Il permettra enfin de développer l’inclusion, l’égalité filles-garçons et les liaisons intercycles. Des partenariats avec la mairie, des maisons de retraite, des maraîchers bio ou des associations seront envisagés. Enfin, il s’agit de faire prendre conscience aux élèves que les potagers permettent un mode de vie résilient, c’est-à-dire de surmonter des crises, comme ce fut le cas dans le passé.
OBJECTIFS
– Reconnecter les élèves au monde vivant
– Faire des écoles un lieu de biodiversité
– Apprendre la résilience
– Développer le travail manuel et l’intelligence corporelle
NIVEAU
De l’école primaire au lycée
LA PREPARATION
1/ Formez-vous ! …auprès de jardiniers de votre entourage, sur internet, dans des livres, visitez un maximum de jardins et posez des questions. Méfiez-vous des conseils des jardiniers traditionnels qui retournent leur sol à la main ou avec une machine. Pire, s’ils utilisent des produits chimiques. Rapprochez-vous de ceux qui semblent vraiment connaître le fonctionnement du sol et les besoins des légumes. Avant d’écouter des conseils regardez leur jardin, il en dit plus long sur ce qu’ils savent. Mais ne vous fiez pas à une apparence « propre ». Une présence d’adventices régulés (« mauvaises herbes ») est un signe de connaissance de la permaculture. Observez aussi s’il fait des associations entre plantes, s’il pratique des rotations, s’il récupère son eau de pluie (récupérateurs), s’il y a un paillage (et qu’il peut expliquer ses choix de paillis), s’il y a une mare, des tas de branches, une présence de fleurs ou d ‘arbustes, ce sont des signes d’une maîtrise des principes de base de la permaculture.

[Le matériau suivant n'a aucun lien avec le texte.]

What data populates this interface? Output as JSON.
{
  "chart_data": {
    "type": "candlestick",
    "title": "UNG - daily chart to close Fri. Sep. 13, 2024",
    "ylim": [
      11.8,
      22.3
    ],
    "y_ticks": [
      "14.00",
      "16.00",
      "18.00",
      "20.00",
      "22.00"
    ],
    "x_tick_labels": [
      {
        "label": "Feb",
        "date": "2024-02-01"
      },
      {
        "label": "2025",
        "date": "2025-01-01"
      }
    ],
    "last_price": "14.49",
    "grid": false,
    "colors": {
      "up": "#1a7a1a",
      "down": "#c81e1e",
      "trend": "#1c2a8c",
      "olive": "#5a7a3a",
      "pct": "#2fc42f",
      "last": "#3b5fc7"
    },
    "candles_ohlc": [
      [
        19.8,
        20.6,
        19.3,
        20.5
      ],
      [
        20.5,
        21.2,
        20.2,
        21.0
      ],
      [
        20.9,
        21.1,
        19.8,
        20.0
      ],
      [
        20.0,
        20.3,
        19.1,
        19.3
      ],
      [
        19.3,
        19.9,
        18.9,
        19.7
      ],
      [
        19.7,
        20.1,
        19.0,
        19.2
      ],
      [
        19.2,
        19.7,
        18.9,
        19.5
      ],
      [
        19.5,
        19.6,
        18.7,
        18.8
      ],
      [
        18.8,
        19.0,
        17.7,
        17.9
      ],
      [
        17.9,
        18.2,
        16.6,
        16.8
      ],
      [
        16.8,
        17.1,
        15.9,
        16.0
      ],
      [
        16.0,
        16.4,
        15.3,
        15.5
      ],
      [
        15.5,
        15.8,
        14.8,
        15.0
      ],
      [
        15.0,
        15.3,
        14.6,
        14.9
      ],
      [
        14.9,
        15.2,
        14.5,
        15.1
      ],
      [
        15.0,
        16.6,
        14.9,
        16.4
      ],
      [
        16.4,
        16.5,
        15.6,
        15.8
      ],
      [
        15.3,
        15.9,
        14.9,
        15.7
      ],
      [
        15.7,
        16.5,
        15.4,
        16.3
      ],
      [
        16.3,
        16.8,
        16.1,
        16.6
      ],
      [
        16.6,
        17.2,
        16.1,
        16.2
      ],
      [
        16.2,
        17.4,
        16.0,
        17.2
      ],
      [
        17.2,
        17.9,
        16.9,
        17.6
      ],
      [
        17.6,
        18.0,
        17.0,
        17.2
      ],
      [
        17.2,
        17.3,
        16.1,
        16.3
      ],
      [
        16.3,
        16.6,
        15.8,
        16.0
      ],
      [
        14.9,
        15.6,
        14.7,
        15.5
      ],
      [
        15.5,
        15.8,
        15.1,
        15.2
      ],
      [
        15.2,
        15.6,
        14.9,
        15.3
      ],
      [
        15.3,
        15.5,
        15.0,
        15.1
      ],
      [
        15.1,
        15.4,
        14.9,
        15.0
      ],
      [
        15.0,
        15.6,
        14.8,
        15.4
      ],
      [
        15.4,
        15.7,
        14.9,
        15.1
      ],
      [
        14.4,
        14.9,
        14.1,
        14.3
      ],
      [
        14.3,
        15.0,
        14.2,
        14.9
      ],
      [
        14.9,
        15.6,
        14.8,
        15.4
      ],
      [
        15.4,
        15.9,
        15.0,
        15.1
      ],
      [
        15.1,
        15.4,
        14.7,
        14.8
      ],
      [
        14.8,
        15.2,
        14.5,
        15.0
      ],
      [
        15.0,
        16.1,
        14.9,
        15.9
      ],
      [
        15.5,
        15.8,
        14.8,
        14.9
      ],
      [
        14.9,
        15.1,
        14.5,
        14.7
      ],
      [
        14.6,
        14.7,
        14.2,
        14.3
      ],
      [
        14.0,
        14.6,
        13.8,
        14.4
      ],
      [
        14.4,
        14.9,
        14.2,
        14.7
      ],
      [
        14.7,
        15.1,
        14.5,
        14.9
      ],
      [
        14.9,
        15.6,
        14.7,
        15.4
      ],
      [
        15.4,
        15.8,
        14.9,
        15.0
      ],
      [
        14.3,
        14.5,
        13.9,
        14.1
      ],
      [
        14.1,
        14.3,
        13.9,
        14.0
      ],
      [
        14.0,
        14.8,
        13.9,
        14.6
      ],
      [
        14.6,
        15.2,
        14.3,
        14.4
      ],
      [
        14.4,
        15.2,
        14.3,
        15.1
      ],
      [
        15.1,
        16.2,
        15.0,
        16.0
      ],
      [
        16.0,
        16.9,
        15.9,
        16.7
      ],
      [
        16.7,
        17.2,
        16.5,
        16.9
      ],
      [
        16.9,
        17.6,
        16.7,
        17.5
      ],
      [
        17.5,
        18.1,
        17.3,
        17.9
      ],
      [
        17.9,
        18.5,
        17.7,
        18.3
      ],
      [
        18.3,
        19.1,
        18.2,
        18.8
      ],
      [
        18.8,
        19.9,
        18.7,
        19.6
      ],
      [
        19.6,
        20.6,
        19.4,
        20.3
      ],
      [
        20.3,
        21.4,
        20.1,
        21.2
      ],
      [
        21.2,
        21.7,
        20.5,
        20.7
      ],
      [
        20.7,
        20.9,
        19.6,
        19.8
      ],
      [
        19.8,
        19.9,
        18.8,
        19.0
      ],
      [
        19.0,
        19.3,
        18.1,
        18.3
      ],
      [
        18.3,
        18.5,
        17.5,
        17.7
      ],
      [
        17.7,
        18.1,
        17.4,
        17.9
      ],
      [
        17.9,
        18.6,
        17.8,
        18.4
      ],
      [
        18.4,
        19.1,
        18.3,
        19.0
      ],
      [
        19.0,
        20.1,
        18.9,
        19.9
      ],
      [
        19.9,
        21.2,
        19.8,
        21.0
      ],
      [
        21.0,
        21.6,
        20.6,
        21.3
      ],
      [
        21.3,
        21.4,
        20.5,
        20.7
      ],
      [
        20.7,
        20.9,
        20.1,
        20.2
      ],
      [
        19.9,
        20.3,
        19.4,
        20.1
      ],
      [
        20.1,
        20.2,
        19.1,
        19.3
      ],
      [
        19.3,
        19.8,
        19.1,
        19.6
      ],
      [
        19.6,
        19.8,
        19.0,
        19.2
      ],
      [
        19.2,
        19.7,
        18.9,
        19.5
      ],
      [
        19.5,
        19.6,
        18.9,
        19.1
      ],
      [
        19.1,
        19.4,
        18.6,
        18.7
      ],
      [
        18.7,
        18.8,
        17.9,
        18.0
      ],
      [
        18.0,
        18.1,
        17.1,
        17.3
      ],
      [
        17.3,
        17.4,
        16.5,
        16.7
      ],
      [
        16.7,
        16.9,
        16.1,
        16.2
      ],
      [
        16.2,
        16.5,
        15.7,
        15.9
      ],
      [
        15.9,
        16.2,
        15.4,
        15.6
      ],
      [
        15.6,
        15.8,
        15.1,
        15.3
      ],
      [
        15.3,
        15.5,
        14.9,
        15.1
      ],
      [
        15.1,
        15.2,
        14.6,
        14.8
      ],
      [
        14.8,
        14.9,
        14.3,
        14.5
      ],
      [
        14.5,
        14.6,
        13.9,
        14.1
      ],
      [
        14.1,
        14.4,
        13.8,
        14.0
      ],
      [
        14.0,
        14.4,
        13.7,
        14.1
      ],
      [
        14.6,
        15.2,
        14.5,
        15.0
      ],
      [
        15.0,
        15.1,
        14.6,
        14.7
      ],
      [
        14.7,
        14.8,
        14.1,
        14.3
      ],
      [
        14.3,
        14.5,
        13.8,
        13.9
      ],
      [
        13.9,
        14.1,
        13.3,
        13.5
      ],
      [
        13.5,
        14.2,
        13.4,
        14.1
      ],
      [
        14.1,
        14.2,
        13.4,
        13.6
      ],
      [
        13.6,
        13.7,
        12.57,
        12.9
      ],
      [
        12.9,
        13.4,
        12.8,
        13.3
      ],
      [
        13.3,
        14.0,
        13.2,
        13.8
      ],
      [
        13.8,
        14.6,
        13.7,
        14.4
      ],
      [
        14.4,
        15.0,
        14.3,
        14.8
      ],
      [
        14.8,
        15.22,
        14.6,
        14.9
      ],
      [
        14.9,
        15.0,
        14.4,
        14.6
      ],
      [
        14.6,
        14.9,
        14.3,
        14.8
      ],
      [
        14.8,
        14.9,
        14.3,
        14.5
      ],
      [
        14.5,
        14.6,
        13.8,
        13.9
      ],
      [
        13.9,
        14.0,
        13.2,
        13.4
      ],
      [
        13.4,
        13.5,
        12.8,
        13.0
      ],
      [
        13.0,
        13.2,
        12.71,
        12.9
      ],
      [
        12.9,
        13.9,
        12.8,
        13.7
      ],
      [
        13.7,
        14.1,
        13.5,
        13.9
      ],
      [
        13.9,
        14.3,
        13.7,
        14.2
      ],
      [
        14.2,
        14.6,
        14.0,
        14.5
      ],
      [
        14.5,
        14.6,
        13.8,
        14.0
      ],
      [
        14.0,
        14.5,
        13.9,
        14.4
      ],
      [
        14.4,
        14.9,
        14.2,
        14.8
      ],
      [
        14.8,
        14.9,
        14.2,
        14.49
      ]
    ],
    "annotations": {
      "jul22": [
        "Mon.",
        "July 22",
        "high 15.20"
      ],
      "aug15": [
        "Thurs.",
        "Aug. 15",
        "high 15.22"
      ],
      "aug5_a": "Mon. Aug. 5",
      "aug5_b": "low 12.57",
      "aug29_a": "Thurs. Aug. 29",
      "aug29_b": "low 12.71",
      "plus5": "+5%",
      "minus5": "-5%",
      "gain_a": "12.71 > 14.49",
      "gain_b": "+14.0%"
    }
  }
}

Et surtout la meilleure école : créer votre propre jardin chez vous et expérimentez des choses, quelque soit la taille de votre terrain (du pot sur le balcon au jardin partagé). Si vous voulez-vous créer un jardin partagé au collège et ne connaissez-rien, rapprochez-vous de collègues qui ont un potager chez eux et demandez-leur de vous conseiller… Ils finiront peut-être par encadrer les ateliers.
2/ Préparez-vous à affronter les idées préconçues et les blocages : « il faut du temps, ça salit , ça n’a rien à voir avec les cours, c’est pour les écolos, on ne pourra pas arroser l’été, c’est du travail en plus pour les agents, les élèves ne vont pas être motivés, ça va coûter de l’argent, il faut retourner le sol, il faudra désherber, etc. »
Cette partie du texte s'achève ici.